What is ThermoMPNN?
ThermoMPNN is a graph neural network that predicts how single amino acid mutations affect protein thermostability. Developed by Henry Dieckhaus and colleagues at the Kuhlman Lab (University of North Carolina), ThermoMPNN predicts ΔΔG (change in free energy of folding) for point mutations, enabling rapid identification of stabilizing or destabilizing mutations.
The model employs transfer learning from ProteinMPNN, a pretrained sequence recovery model. Rather than training a stability predictor from scratch, ThermoMPNN extracts learned structural embeddings from ProteinMPNN and fine-tunes a lightweight prediction module on stability data. This approach achieves state-of-the-art performance while remaining computationally efficient.
ThermoMPNN was published in Proceedings of the National Academy of Sciences in 2024 and trained on the Megascale dataset containing over 270,000 stability measurements.
Model variants
The ThermoMPNN family has expanded since its initial release:
- ThermoMPNN — The original model for single point mutations (this tool)
- ThermoMPNN-D — Released August 2024 for predicting ΔΔG of double mutant pairs, addressing multi-position mutations
- ThermoMPNN-I — Experimental variant (September 2024) for insertion and deletion predictions, with limited validation
Applications
- Protein engineering — Identifying mutations that increase thermostability for industrial enzymes, therapeutic proteins, or research reagents
- Disease variant interpretation — Predicting whether clinically observed mutations are likely to destabilize protein structure
- Directed evolution guidance — Prioritizing mutation candidates for experimental testing in protein optimization campaigns
- Enzyme stabilization — Finding mutations that improve thermal tolerance without disrupting catalytic activity
- Therapeutic protein development — Enhancing shelf life and manufacturability of protein biologics through stability optimization
How to use ThermoMPNN online
ProteinIQ provides a web-based interface for running ThermoMPNN without command-line installation. Upload a protein structure, specify which chain to analyze, and receive ΔΔG predictions for all possible single mutations at each position (saturation mutagenesis).
Inputs
| Input | Description |
|---|---|
Protein Structure | The protein to analyze. Upload a PDB file or enter a PDB ID (e.g., 1HSG) to fetch from RCSB. |
Settings
| Setting | Description |
|---|---|
Chain to analyze | Which chain to run predictions on. Leave empty to analyze all chains in the structure. |
Results
The output is a spreadsheet containing ΔΔG predictions for every possible mutation at each residue position.
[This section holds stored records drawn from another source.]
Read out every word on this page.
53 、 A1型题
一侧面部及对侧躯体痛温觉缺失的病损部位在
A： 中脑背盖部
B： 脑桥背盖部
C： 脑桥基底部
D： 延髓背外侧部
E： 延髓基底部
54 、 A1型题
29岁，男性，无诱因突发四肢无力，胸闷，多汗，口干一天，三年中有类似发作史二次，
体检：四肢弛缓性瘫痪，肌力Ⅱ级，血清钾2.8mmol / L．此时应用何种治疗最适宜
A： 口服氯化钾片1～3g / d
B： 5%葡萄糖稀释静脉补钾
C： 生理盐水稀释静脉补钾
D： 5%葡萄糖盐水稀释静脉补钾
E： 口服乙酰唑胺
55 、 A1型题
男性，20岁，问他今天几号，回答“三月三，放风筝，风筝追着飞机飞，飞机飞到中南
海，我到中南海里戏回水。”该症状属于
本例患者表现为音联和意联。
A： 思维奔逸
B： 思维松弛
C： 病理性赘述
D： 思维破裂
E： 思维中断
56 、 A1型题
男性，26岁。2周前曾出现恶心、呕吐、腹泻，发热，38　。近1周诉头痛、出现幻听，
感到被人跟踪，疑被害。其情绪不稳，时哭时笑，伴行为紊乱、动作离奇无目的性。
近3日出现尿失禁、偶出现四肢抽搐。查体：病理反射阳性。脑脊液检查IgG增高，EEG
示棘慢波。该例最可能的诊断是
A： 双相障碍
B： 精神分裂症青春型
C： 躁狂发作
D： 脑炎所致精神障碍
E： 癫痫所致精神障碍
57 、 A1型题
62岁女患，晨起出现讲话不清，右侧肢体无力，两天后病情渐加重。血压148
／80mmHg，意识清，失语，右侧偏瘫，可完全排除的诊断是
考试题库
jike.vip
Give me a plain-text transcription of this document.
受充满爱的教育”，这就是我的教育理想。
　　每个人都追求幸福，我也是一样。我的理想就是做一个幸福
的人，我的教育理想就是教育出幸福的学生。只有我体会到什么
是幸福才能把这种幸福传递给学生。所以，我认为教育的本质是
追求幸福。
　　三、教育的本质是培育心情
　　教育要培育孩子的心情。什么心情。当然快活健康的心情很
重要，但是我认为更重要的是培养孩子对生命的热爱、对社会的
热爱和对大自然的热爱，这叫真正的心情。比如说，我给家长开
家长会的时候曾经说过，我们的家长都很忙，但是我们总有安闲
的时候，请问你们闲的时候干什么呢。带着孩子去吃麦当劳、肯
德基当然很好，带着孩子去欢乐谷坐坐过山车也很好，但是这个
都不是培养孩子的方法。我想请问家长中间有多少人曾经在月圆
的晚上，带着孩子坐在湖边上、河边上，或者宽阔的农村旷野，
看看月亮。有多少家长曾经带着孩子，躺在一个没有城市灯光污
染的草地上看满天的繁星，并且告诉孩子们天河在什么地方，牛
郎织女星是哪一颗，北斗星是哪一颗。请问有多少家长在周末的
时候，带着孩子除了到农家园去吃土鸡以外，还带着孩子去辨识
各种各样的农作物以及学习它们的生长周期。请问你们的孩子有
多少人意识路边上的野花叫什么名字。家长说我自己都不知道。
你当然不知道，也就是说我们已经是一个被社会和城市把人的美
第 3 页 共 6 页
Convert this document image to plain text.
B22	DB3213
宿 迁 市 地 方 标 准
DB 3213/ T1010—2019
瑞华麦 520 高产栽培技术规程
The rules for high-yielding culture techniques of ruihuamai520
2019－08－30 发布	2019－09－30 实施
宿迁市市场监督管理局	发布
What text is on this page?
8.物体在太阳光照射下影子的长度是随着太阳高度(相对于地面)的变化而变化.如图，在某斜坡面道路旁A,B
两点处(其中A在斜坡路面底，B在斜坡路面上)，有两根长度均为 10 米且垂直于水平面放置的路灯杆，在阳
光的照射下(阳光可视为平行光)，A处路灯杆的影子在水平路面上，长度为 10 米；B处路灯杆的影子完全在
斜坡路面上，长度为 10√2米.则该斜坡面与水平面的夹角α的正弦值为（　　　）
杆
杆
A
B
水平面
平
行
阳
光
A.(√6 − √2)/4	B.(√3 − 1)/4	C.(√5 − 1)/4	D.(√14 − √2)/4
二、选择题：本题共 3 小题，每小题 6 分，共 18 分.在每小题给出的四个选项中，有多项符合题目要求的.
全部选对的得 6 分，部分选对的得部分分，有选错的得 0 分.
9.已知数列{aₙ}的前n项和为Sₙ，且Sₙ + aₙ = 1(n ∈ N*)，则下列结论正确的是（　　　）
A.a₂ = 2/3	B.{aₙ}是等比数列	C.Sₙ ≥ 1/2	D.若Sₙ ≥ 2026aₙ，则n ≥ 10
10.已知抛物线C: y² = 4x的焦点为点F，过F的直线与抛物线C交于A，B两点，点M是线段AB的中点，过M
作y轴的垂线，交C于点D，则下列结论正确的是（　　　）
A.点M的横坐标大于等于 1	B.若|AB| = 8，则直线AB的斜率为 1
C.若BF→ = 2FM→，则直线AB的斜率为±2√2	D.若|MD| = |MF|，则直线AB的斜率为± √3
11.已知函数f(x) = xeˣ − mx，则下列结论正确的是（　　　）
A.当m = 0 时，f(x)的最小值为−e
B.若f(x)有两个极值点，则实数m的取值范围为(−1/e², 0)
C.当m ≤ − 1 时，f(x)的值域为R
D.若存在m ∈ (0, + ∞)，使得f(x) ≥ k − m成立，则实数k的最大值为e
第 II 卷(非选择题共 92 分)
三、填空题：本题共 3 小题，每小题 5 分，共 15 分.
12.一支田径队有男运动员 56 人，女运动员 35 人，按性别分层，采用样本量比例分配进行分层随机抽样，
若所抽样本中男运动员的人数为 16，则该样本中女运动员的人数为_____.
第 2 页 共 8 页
Results can be exported as CSV or JSON.
| Column | Description |
|---|---|
mutation_code | Mutation identifier in format ChainWildTypePositionMutant (e.g., AK45R means lysine at position 45 on chain A mutated to arginine). |
position | Residue number in the structure. |
chain | Chain identifier. |
wild_type | Original amino acid at this position (single-letter code). |
mutation | Substituted amino acid (single-letter code). |
ddG | Predicted change in free energy of folding (kcal/mol). |
Interpreting ΔΔG values
The ΔΔG value represents the predicted change in thermodynamic stability upon mutation:
- Negative ΔΔG — Stabilizing mutation (protein becomes more stable)
- ΔΔG ≈ 0 — Neutral mutation (minimal stability change)
- Positive ΔΔG — Destabilizing mutation (protein becomes less stable)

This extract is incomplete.